# This is the heart-stopping moment a Wizz Air passenger jet skimmed just yards over tourists' heads



## hollydolly (Aug 11, 2022)

.......as it came in to land on a Greek island...wow !!!! this has got to be the lowest a plane could be without actually hitting someone..

Click here for the Video

https://www.dailymail.co.uk/news/ar...r-jet-skimming-just-yards-tourists-heads.html


----------



## Jules (Aug 11, 2022)

People are stupid to stand in areas with clear markings to not do that.  

I wouldn’t care to be on that plane either.


----------



## katlupe (Aug 11, 2022)

OMG!


----------



## timoc (Aug 11, 2022)

*Rumour has it,* that there was a mad dash by those people to their hotels to change their trousers.


----------



## Paco Dennis (Aug 11, 2022)

They were standing in an area that was marked dangerous.
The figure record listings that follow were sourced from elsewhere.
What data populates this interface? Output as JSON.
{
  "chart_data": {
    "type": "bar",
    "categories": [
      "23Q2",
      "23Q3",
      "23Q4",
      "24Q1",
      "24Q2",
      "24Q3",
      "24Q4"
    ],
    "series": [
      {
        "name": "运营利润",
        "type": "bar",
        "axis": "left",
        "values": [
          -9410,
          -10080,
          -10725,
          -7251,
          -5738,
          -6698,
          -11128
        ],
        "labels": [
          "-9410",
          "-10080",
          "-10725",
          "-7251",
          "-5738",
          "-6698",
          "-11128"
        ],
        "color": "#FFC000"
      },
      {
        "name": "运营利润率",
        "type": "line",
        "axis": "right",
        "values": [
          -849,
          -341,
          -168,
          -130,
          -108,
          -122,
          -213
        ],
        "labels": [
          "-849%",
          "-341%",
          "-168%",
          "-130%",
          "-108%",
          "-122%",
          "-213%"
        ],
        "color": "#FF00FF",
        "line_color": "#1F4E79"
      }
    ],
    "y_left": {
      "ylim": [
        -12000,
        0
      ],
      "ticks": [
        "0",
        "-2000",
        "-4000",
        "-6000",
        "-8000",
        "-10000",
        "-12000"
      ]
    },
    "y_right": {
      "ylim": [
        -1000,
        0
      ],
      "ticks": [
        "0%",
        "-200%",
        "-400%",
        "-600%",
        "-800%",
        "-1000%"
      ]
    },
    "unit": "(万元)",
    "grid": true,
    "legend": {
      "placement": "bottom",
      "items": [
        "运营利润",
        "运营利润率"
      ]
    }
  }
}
You can't fix stupid.


----------



## Packerjohn (Aug 11, 2022)

Bloody Tourists.


----------



## Tish (Aug 11, 2022)

Holy crap, that would have scared the Hell out of me.


----------



## jujube (Aug 11, 2022)

The plane wouldn't be the only one that was "wizzing"......


----------



## Been There (Aug 12, 2022)

Planes land very low all the time in St. Marrten.


----------